A young woman named Mary Maticka, desperate to escape her family’s meat-packing business, travels out to rural Nebraska to become a schoolteacher there.
Upon her arrival in town, she is fascinated by the beautiful rolling hills and dunes of the plains, but the townspeople themselves are skeptical of her strange appearance with her short hair and orange skirts.
She goes to board with the Lange family, where she shares a room with their daughter Judy and spends time with their mother, Mrs. Lange.
Many nights, Mary ventures out onto the forbidding Hog-Back Ridge, where Mrs. Lange watches as she walks there rain or shine, night or day. Sometimes another young man, John Bridley, joins her on her walks on the ridge.
Their relationship quickly ends, though, when Mary realizes that John will never have the same love and appreciation for nature as she does.

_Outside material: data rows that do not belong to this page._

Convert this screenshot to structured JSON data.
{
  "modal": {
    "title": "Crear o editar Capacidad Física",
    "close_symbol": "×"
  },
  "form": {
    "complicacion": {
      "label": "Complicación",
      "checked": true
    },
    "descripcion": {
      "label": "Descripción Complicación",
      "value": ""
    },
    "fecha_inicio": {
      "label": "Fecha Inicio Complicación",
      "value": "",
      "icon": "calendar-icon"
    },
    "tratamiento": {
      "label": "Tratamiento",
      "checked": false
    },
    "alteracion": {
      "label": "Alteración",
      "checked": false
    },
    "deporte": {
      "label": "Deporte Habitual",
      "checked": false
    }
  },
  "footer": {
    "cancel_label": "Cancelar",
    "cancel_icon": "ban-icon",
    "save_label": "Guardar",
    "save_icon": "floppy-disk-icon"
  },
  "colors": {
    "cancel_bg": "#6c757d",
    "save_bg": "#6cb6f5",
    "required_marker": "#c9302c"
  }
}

People in town begin to gossip about Mary’s strange connection with the ridge, and Mr. Lange even decides he wants her gone because her behavior is influencing his wife not to work as hard at her duties.
When he finally leaves her a note asking her to board somewhere else, Mary goes and asks Mrs. Lange what she thinks.
The older woman assures her that she’s not going anywhere, and even admits that last night, she had wanted to escape her controlling, abusive husband, and so she too walked on Hog-Back Ridge.